Variety writes that Carrey “nailed every nuance of Andy Kaufman’s spirit” in Man on the Moon but that it wasn’t until Jim & Andy that he realized how much the two comedians had in common.
The on-set footage was shot by Kaufman’s former girlfriend, Lynn Margulies, and his frequent comedic partner, Bob Zmuda. Chris Smith obtained access to the footage and combined it with present-day interviews with Carrey. In those, Carrey looks back at the Kaufman film, but also at his personal career as a whole, both the ups and downs of celebrity life. Variety writes that Jim & Andy: The Great Beyond explores celebrity and performance and is a meditation on “comedy and identity.”

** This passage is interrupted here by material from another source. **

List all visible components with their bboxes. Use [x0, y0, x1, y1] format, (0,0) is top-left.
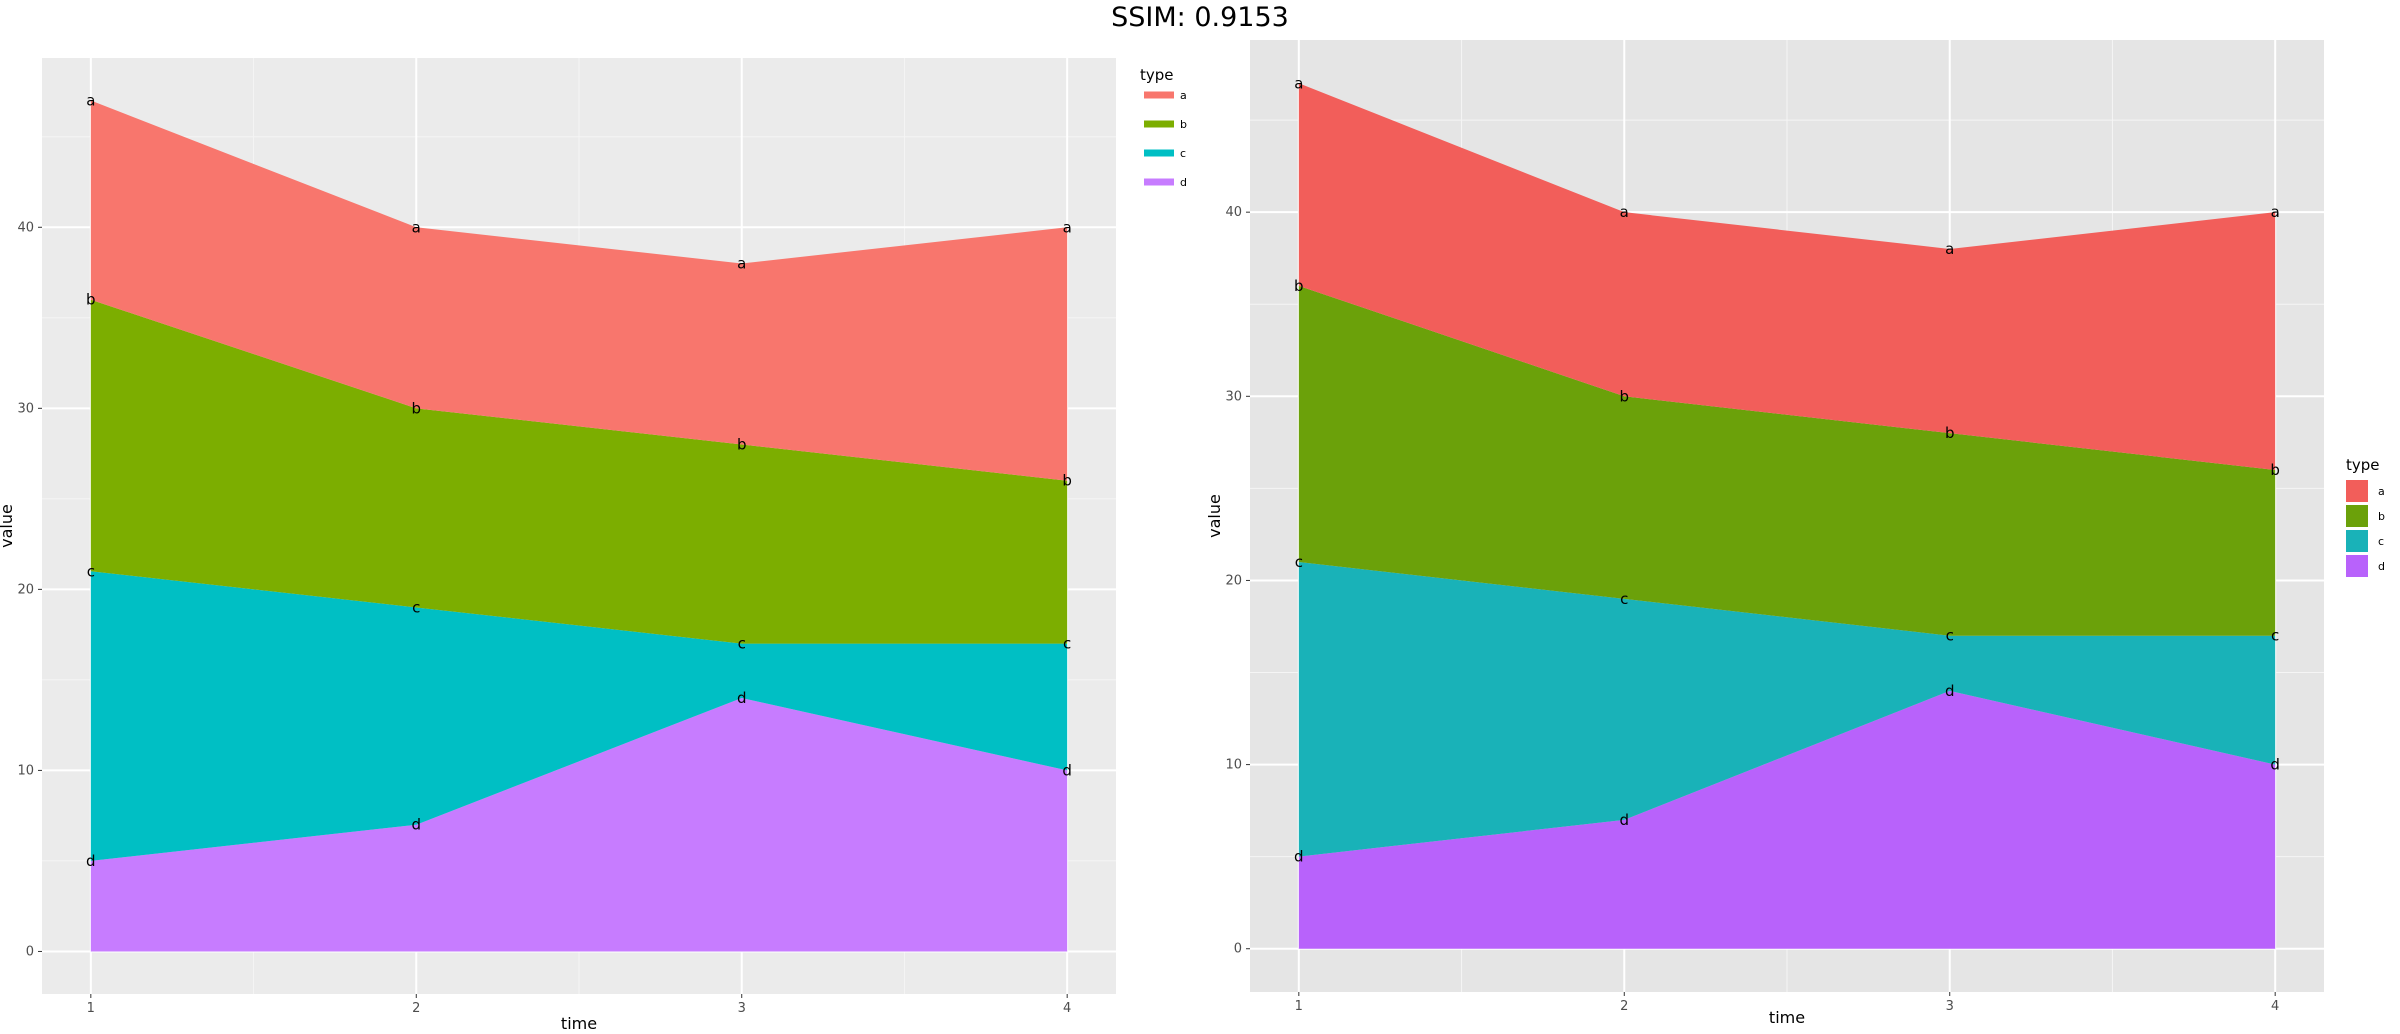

During the filming of Man on the Moon, Carrey stayed in character, even when the cameras weren’t rolling. The off-stage footage displayed in Jim & Andy shows Carrey behaving as Kaufman would in many ways, such as being a “pest” or a “stunted, exhausted man.” Variety writes that Man on the Moon is a misunderstood film—it is really about how Kaufman gave up his own identity for show business, and in doing so, brought in an age of entertainment that consumed everything, from our thoughts to our identities.
Smith, an intensely personal filmmaker tries to tell the stories of both Carrey and Kaufman, and discuss how they intermix, in just 90 minutes. According to Variety, the film will leave you with the thought: “Who, exactly, is me?”